In contrast, if the speed calibration member 218 were adjusted causing it to rub against the planet carrier 212, adjustment may create a degree of friction sufficiently high for the speed calibration member 218 to frictionally engage the planet carrier 212, effectively locking them together. Therefore, the ring gear 208 will remain stationary whilst the sun gear 206 drives the planet gears 210. It is to be understood that the speed calibration member 218 itself remains stationary at all times.

FIG. 2C is an enlarged view of the top of the carriage drive system 200 of FIG. 2A showing more clearly the arrangement of the planet gears 210 and clutch weights 216a (three planet gears 210 and three clutch weights 216a are used in this example) around the sun gear 206. Since the clutch weights 216a are not functioning to disengage the ring gear 208 from the planet gears 210, the planet gears 210 are engaging the ring gear 208.

According to an alternate embodiment, the printer further includes a gearing mechanism 206, 208, 210, 212 having a gear ratio resulting in a high carriage speed and a gear ratio resulting in a low carriage speed and a mechanism 216 for switching between the gear ratios. The mechanism 216 for switching between the gear ratios is actuated automatically.

In an alternate embodiment, a method for printing is provided as shown in FIG. 3. A first step 310 includes activating a variable speed drive motor to propel a movable carriage.
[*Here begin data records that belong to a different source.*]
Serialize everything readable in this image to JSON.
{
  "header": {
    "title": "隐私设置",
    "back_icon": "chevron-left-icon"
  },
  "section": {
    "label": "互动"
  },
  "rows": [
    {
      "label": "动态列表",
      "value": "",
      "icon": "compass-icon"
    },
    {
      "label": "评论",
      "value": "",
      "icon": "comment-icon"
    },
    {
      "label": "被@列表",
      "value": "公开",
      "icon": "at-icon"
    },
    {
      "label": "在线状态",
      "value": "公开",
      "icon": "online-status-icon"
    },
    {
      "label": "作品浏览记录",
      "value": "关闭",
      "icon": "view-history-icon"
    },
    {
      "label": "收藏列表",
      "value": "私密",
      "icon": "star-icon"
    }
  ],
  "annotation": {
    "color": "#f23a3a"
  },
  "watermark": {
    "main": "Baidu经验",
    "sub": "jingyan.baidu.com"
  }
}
A final step 320 includes switching between a gear ratio resulting in a high carriage speed and a gear ratio resulting in a low carriage speed wherein switching between the gear ratio resulting in a high carriage speed and the gear ratio resulting in a low carriage speed occurs automatically by means actuated by the operational speed of the drive motor. The fundamental advantage of the carriage drive system 200 is that it reduces carriage vibrations resulting in improved accuracy in deposition of drops of ink. Other particular advantages derived from the carriage drive system 100 include the compact design of the system. The space efficient design makes the system particularly suitable for application in inkjet printers and the like, since efforts are constantly being made to reduce the footprint of such device to save desk space. Furthermore, the system is fully compatible with existing carriage drive system.

Although the present invention has been described in terms of the presently preferred embodiment, it is to be understood that the disclosure is not to be interpreted as limiting. Various alterations and modifications will no doubt become apparent to those skilled in the art after having read the above disclosure. Accordingly, it is intended that the appended claims be interpreted as covering all alterations and modifications as fall within the true spirit and scope of the invention.